Applied Science Leadership
Translate abstract research concepts into concrete engineering specifications. (e.g., "How do we architect a system that supports Speculative Decoding or KV-Caching at our specific scale?")
Lead the design of evaluation frameworks that move beyond academic benchmarks to measure real-world system performance (latency, cost-per-token, reliability).
collaborate with scientists to optimize models for deployment (quantization, distillation, pruning) without sacrificing reasoning capabilities.
Cross-Functional Collaboration
Serve as the primary architectural liaison between Applied Science, Product Engineering, Infrastructure/AI Engineering, and Product Management, ensuring cohesive end-to-end solutions.
Act as a technical partner to product teams to shape roadmaps, feature designs, and architectural trade-offs involving AI capabilities.
Establish best practices for MLOps, model versioning, and safe rollout strategies (canary deployments, shadow testing) specific to GenAI.
Mentor Principal Scientists and Staff Engineers on system design principles and architectural patterns.
Required Qualifications
Education & Experience
PhD or Master’s in Computer Science, AI, Machine Learning, or Distributed Systems.
10+ years of technical experience, with a specific focus on deploying ML models at scale.
Proven experience acting as an Architect or Principal-level technical lead for large-scale AI or data platforms.
Technical Expertise
Experience designing and building production-grade AI-powered applications or platforms.
Experience defining public/internal APIs, SDKs, and service interfaces for ML/AI capabilities consumed by product teams.
Familiarity with frontend–backend–model interaction patterns for low-latency user-facing AI experiences.
Deep Learning & LLMs: Profound understanding of Transformer architectures, attention mechanisms, and the math behind LLMs (not just API usage).

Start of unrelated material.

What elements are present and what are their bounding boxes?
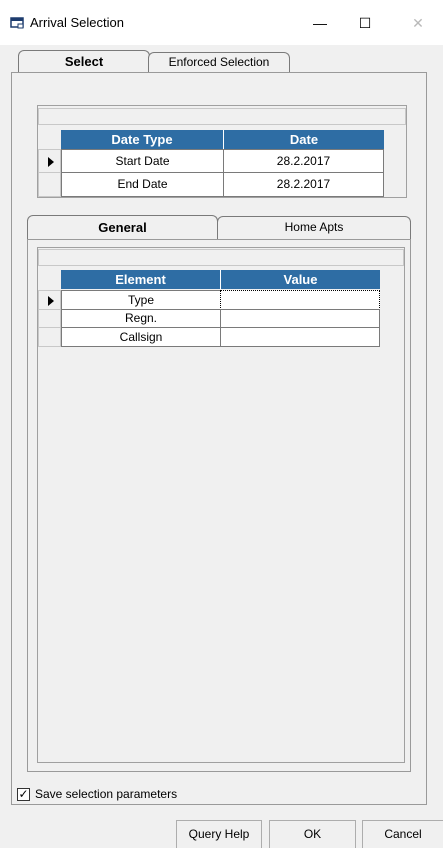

Inference & Optimization: Experience with high-performance inference serving (e.g., vLLM, TensorRT-LLM, TGI, Triton) and optimization techniques (quantization, LoRA adapters, paged attention).
Distributed Systems: Strong background in designing distributed systems, microservices, and event-driven architectures (Kafka, gRPC, Kubernetes).
Coding: Advanced proficiency in Python and familiarity with C++ or CUDA is a strong plus.
Architectural Competencies
Ability to design for constraints: balancing model performance (accuracy) against system constraints (latency, throughput, COGS/compute costs).
Experience designing architectures for "Agentic" workflows (planning, reasoning, tool use, memory).
Familiarity with vector stores and search infrastructure (e.g., FAISS, Weaviate, Elasticsearch) for RAG implementations.
Preferred Qualifications
Experience architecting platforms for Reinforcement Learning (RL) in production environments.
Ability to map product requirements → system architecture → model design → infrastructure choices.
Strong intuition for user experience constraints (latency, streaming, partial results, fallbacks).
Experience balancing feature velocity vs. platform stability.
Active contributor to open-source LLM infrastructure projects (e.g., Ray, LangChain, Hugging Face).
Experience with safety guardrails and governance architectures for Enterprise AI.
Why Join AgentForce?
Architect the Future: Move beyond experimentation and design the structural foundation of the world’s leading Enterprise AI agent platform.
Scale & Impact: Your architectural decisions will directly impact millions of users and process billions of tokens.
Hybrid Innovation: Work at the cutting edge where deep research meets high-scale distributed systems.
For roles in San Francisco and Los Angeles: Pursuant to the San Francisco Fair Chance Ordinance and the Los Angeles Fair Chance Initiative for Hiring, Salesforce will consider for employment qualified applicants with arrest and conviction records.